Photo Rag Bright White paper
For an even brighter white Photo Rag paper, you can't beat Photo Rag Bright White with its 99.5% whiteness rating. This brightness of course comes with moderate OBA content. The 310 gsm smooth matte fine art paper is slightly thicker than the Photo Rag Duo as well at 0.5mm thick.
I thought that the Bright White paper handled images slightly better than the Photo Rag Duo paper, particularly with regard to transitions from dark to light areas. Other than that, the Bright White paper is essentially just a brighter Photo Rag paper with slightly more weight to it.
Photo Rag Baryta paper
The only glossy-finish paper I tested this time around is the Photo Rag Baryta paper.
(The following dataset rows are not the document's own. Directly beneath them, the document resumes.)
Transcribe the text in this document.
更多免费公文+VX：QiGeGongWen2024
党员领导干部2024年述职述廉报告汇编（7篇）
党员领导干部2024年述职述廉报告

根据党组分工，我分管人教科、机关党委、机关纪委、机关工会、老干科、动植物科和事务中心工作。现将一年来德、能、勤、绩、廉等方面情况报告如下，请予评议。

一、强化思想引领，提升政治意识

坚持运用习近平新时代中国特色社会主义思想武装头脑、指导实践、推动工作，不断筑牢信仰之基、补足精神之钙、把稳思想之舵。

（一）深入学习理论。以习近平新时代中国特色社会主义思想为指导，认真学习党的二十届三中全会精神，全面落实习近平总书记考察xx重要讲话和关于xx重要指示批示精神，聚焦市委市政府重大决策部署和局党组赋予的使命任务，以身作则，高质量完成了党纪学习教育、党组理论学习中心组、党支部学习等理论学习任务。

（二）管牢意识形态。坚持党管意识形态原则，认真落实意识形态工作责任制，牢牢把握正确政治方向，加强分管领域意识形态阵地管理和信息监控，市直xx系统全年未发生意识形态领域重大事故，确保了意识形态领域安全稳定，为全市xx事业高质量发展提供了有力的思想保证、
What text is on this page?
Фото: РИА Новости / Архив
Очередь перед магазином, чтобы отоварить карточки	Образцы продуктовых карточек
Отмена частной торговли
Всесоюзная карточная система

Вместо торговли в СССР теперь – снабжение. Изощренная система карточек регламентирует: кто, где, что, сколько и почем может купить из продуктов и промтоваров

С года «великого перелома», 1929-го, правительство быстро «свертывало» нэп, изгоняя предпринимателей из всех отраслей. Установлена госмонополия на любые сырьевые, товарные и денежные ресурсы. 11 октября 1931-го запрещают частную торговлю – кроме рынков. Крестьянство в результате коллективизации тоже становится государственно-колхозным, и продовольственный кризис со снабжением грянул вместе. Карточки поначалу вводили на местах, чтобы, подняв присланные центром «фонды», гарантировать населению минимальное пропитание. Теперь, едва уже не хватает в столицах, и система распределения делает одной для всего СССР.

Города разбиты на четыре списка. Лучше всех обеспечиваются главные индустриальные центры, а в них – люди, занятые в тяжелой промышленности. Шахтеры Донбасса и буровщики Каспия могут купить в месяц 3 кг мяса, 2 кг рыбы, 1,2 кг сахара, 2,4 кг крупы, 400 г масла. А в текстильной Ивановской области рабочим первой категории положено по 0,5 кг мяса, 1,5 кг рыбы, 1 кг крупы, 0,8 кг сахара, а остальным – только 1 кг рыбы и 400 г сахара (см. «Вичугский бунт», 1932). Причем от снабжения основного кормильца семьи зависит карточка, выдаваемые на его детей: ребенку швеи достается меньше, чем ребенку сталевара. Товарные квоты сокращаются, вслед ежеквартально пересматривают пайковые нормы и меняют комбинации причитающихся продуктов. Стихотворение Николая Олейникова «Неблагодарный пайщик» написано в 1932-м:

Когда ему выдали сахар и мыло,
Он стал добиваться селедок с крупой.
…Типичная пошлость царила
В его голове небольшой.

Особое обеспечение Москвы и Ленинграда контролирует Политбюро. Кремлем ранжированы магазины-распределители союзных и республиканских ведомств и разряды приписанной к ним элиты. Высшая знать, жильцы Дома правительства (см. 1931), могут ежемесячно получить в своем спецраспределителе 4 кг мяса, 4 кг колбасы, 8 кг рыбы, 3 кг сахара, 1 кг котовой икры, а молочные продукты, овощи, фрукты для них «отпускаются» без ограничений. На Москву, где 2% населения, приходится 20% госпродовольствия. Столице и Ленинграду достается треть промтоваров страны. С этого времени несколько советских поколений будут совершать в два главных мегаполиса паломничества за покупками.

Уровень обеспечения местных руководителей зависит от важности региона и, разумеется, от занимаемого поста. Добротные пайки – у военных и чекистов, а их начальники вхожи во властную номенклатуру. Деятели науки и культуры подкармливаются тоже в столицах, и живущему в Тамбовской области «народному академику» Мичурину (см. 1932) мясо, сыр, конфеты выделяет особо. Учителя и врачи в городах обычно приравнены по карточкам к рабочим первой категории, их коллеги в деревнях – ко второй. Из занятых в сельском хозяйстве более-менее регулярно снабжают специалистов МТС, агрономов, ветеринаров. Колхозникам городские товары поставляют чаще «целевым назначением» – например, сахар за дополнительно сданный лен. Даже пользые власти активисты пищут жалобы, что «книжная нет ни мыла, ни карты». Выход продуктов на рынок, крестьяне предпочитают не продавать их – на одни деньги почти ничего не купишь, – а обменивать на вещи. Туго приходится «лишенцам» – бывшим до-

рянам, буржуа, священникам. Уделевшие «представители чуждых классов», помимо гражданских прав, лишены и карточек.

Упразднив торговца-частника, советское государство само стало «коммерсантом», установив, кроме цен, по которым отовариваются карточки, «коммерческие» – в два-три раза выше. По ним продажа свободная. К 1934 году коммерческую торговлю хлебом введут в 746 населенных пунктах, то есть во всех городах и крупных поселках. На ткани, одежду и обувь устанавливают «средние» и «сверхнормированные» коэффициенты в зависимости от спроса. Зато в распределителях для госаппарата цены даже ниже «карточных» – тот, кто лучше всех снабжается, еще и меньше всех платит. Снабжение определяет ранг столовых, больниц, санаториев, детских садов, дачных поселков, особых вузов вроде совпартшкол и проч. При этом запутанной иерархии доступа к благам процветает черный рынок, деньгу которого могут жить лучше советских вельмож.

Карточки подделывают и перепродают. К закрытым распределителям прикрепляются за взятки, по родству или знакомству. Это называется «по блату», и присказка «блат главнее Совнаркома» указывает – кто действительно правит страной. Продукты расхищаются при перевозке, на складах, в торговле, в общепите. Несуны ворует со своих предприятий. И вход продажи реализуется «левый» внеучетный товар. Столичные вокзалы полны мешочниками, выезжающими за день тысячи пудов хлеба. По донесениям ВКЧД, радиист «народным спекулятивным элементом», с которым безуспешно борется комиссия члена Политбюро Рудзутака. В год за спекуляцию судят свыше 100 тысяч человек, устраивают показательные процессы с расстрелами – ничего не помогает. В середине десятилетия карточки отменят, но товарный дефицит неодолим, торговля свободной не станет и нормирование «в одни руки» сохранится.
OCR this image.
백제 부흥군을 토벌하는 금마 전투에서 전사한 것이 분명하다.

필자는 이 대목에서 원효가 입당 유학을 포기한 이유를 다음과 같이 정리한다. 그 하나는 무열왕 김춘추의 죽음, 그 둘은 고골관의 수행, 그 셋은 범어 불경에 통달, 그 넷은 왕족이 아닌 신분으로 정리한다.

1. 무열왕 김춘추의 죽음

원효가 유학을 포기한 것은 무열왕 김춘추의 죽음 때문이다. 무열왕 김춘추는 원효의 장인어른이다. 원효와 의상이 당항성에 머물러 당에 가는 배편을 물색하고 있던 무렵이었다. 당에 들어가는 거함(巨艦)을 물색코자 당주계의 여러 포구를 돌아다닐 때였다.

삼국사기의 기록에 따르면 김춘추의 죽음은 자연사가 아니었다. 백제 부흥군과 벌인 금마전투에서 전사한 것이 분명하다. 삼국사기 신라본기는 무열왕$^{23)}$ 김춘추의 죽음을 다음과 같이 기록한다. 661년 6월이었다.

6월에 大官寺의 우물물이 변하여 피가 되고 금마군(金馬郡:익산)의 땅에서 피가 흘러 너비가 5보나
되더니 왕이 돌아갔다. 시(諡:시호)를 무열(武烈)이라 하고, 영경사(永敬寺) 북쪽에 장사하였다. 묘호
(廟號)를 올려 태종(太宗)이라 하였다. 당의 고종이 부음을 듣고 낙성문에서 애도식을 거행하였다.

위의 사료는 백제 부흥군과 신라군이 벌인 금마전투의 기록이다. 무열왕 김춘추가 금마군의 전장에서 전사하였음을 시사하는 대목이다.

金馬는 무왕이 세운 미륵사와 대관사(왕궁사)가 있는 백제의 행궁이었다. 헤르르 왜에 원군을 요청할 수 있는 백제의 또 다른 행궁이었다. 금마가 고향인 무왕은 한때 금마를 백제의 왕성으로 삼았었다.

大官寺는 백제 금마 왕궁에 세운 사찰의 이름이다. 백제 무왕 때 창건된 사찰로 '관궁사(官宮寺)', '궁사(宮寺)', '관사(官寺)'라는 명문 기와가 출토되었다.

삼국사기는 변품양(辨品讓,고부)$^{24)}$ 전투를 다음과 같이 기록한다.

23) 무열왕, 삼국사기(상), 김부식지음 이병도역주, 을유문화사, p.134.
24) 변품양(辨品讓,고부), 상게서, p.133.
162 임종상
This was my favorite paper in the group to work with and my favorite Hahnemühle paper that I've used. It is a fantastic glossy paper that does a great job achieving the best of both worlds, the pop of glossy paper and the consistent appearance of a matte paper.
Photo Rag Baryta is 100% cotton, has a weight of 315 gsm, and is 0.43mm thick. It is moderately white at 91% and has an opacity of 97%. The paper contains no OBA content whatsoever, but it does contain barium sulphate.
What I really like about this paper is that it has a very consistent glossy finish with a subtle texture. The glossiness brings out the best in an image without going overboard and producing distracting glare under normal lighting conditions. Colors really pop from this paper and the blacks are very deep.
Overall, as was the case with the first group of Hahnemühle papers I tested, the results are strong across the board. Each of the matte papers have subtle differences and they possess qualities that one photographer might love while another photographer might not like at all.
Paper selection is very personal and subjective. With that said, if I wanted to print a color image on matte paper using one of the above papers, I would select Photo Rag Bright White. If I wanted to print a black and white image on one of the above matte papers, I'd opt for German Etching. If I wanted a glossy image, I'd put Photo Rag Baryta up against any paper I've used and I am confident that it would hold its own.
(Note: All images of prints were captured using a Nikon D800E and Nikon 60mm f/2.8G macro lens. RAW files were converted using default settings in Adobe Camera RAW and white balance settings were normalized. +2/3 EV of exposure compensation was used to make the images approximately similar in brightness to how the prints look to my eyes in natural lighting. Print quality is ultimately subjective, and it is difficult to match an image of a print with seeing a print in person.)